ReplyDeletehttp://www.blogger.com/comment.g?blogID=2733981550095578188&postID=6618721415047067322Ivana Fulli MD said...
Dear Andrew,
Broadly speaking, I am on your side on that post and i am grateful to neuroskeptic for letting you express your opinion slightly out of topic- or putting the problem in perspective...
But be careful when you write things like:
///(...) non-diagnostic symptoms that are part of the syndrome (...)///
For a lawyer or you average neuroscientist I cannot answer; but for any MD it sounds rather difficult to accept the notion of "non-diagnostic symptoms" being part of a medical syndrome".
May be you meant " non pathognomonic symptoms "
Nb: This is just a friendly remark since I like people with the courage to marry for love outside their own culture .Reasonable busy people know when they are just writing a comment on sb's blog and not writing a blog post and they write in a hurry.
28 August 2012 08:32
Ivana Fulli MD said...
Andrew,
"Replication and replicability aren't so terribly important when the hole discipline is lost in the wilderness and using methods that have far too low resolution to capture what is going on in a complex world."
How can a USA lawyer imply that giving public or benefactor money to fraudsters is no sin ?

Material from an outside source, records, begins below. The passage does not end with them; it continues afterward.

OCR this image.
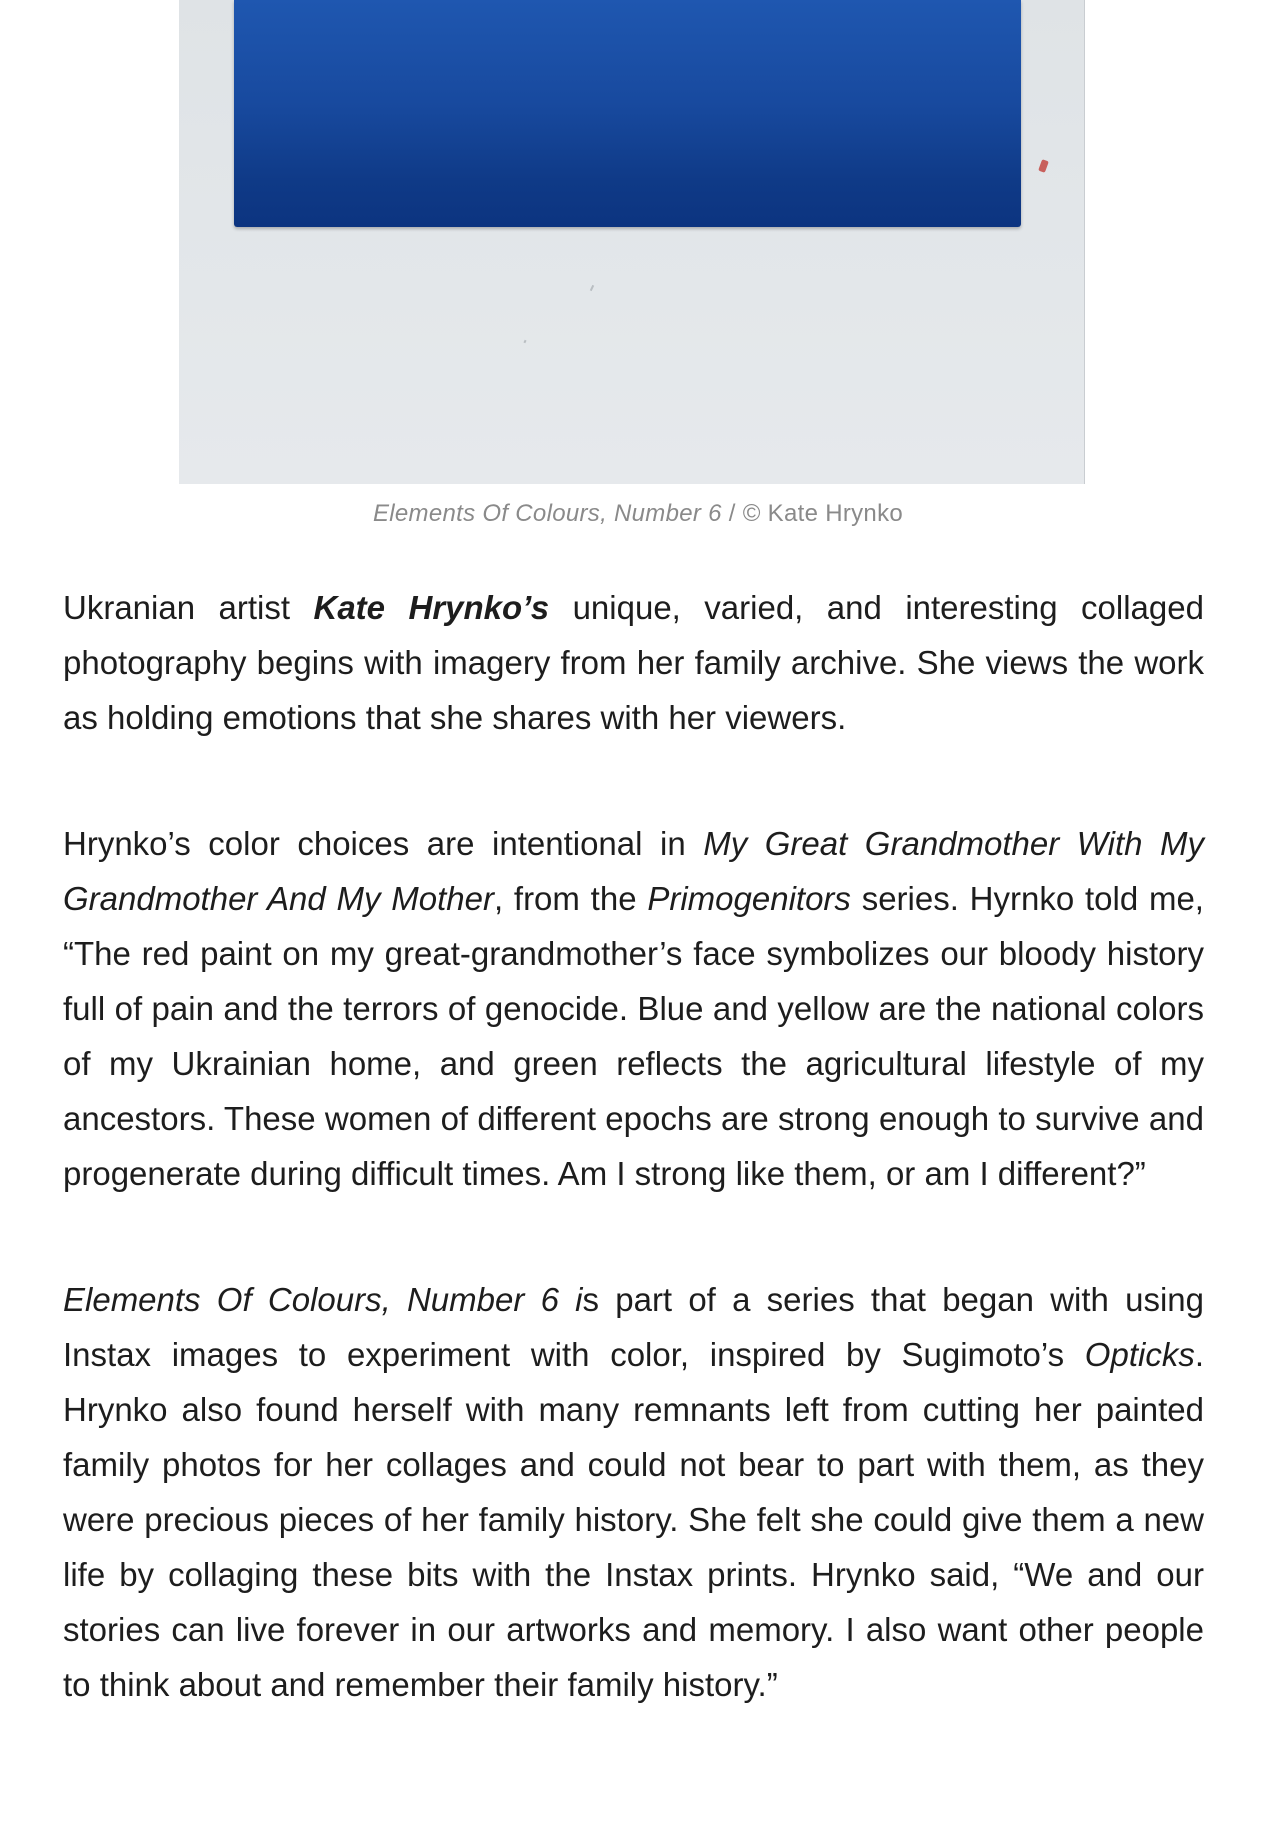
Elements Of Colours, Number 6 / © Kate Hrynko

Ukranian artist Kate Hrynko’s unique, varied, and interesting collaged photography begins with imagery from her family archive. She views the work as holding emotions that she shares with her viewers.

Hrynko’s color choices are intentional in My Great Grandmother With My Grandmother And My Mother, from the Primogenitors series. Hyrnko told me, “The red paint on my great-grandmother’s face symbolizes our bloody history full of pain and the terrors of genocide. Blue and yellow are the national colors of my Ukrainian home, and green reflects the agricultural lifestyle of my ancestors. These women of different epochs are strong enough to survive and progenerate during difficult times. Am I strong like them, or am I different?”

Elements Of Colours, Number 6 is part of a series that began with using Instax images to experiment with color, inspired by Sugimoto’s Opticks. Hrynko also found herself with many remnants left from cutting her painted family photos for her collages and could not bear to part with them, as they were precious pieces of her family history. She felt she could give them a new life by collaging these bits with the Instax prints. Hrynko said, “We and our stories can live forever in our artworks and memory. I also want other people to think about and remember their family history.”
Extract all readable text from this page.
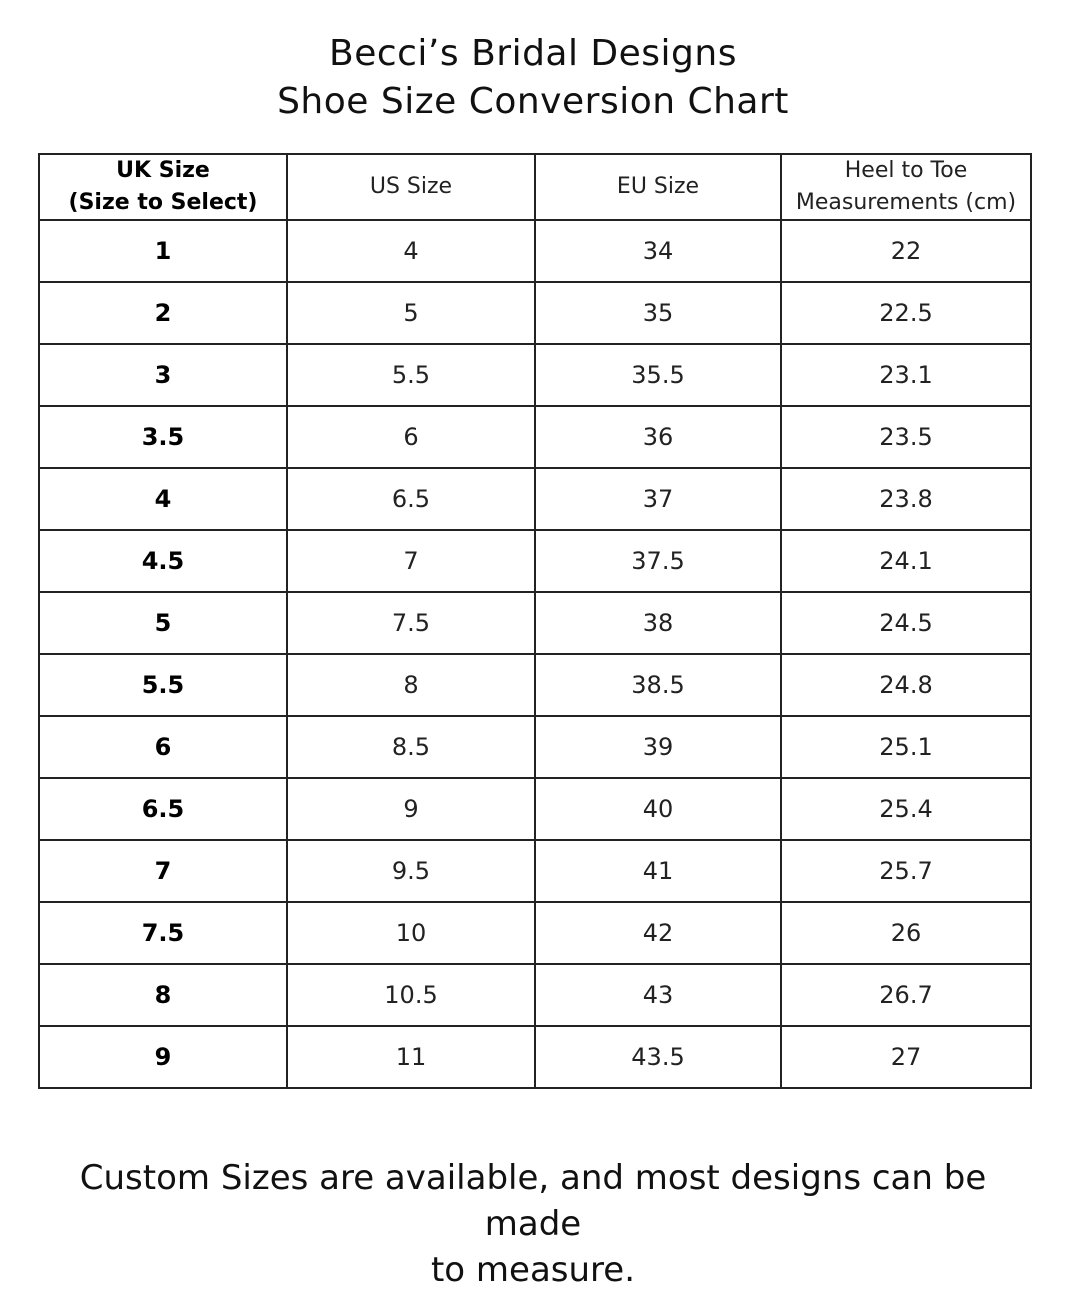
Becci’s Bridal Designs
Shoe Size Conversion Chart
UK Size
(Size to Select)	US Size	EU Size	Heel to Toe
Measurements (cm)

1	4	34	22
2	5	35	22.5
3	5.5	35.5	23.1
3.5	6	36	23.5
4	6.5	37	23.8
4.5	7	37.5	24.1
5	7.5	38	24.5
5.5	8	38.5	24.8
6	8.5	39	25.1
6.5	9	40	25.4
7	9.5	41	25.7
7.5	10	42	26
8	10.5	43	26.7
9	11	43.5	27
Custom Sizes are available, and most designs can be made
to measure.
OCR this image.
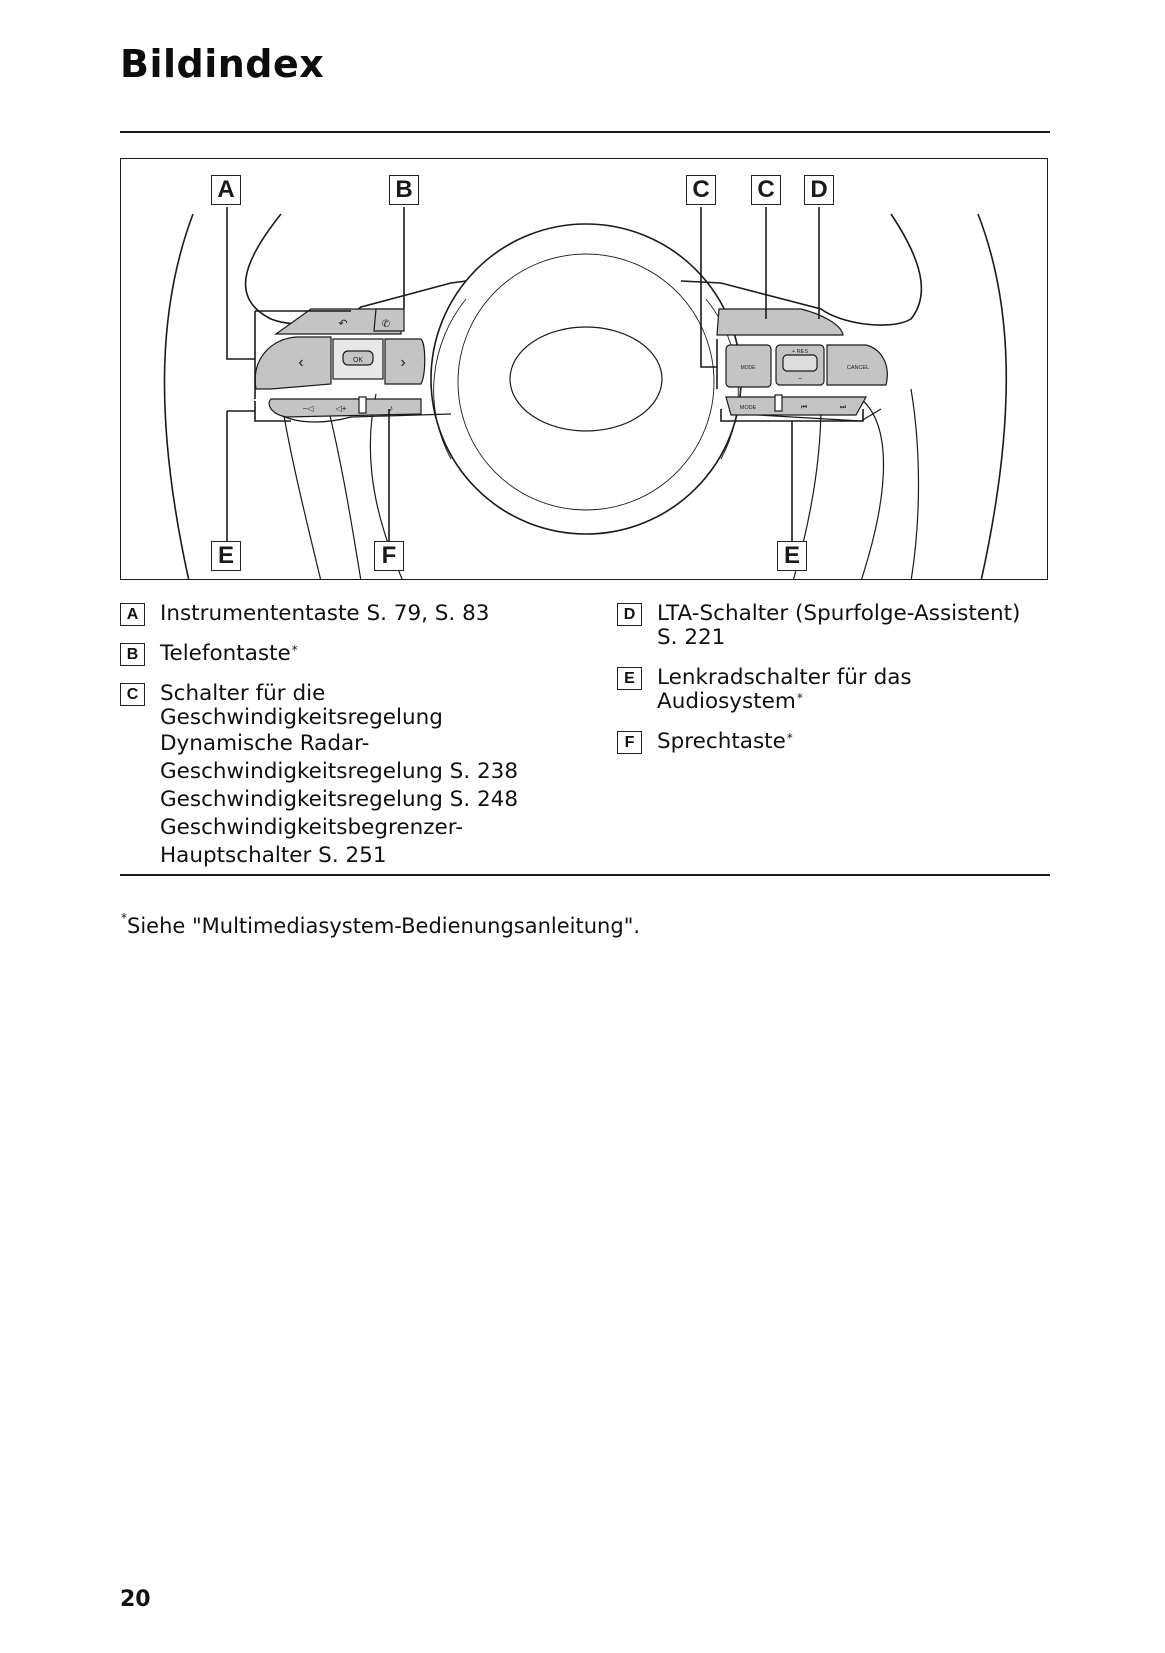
Bildindex
↶	✆
‹	OK ›
−◁	◁+	♪
MODE
+ RES
−
CANCEL
MODE	⏮	⏭
A	B	C C D
E	F	E
A	Instrumententaste S. 79, S. 83
B	Telefontaste*
C	Schalter für die
Geschwindigkeitsregelung
Dynamische Radar-
Geschwindigkeitsregelung S. 238
Geschwindigkeitsregelung S. 248
Geschwindigkeitsbegrenzer-
Hauptschalter S. 251
D	LTA-Schalter (Spurfolge-Assistent)
S. 221
E	Lenkradschalter für das
Audiosystem*
F	Sprechtaste*
*Siehe "Multimediasystem-Bedienungsanleitung".
20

The "bestest best best" (Eric Charles 26 08 12 at 00:10 )are rare by definition and neurosciences in general are lacking good innovative ideas but at least you can expect integrity as a minimum in a profession that claim to be scientific because they use stats!
28 August 2012 12:52
You are indeed inspiring and checking to see if our Neuroskeptic has censored my last comment is an incitation.
No offense intented though since my eldest son, Samuel Fulli-Lemaire , a law PhD candidate, is a great admirer of USA lawyers and I trust his superior intelligence he took from his father!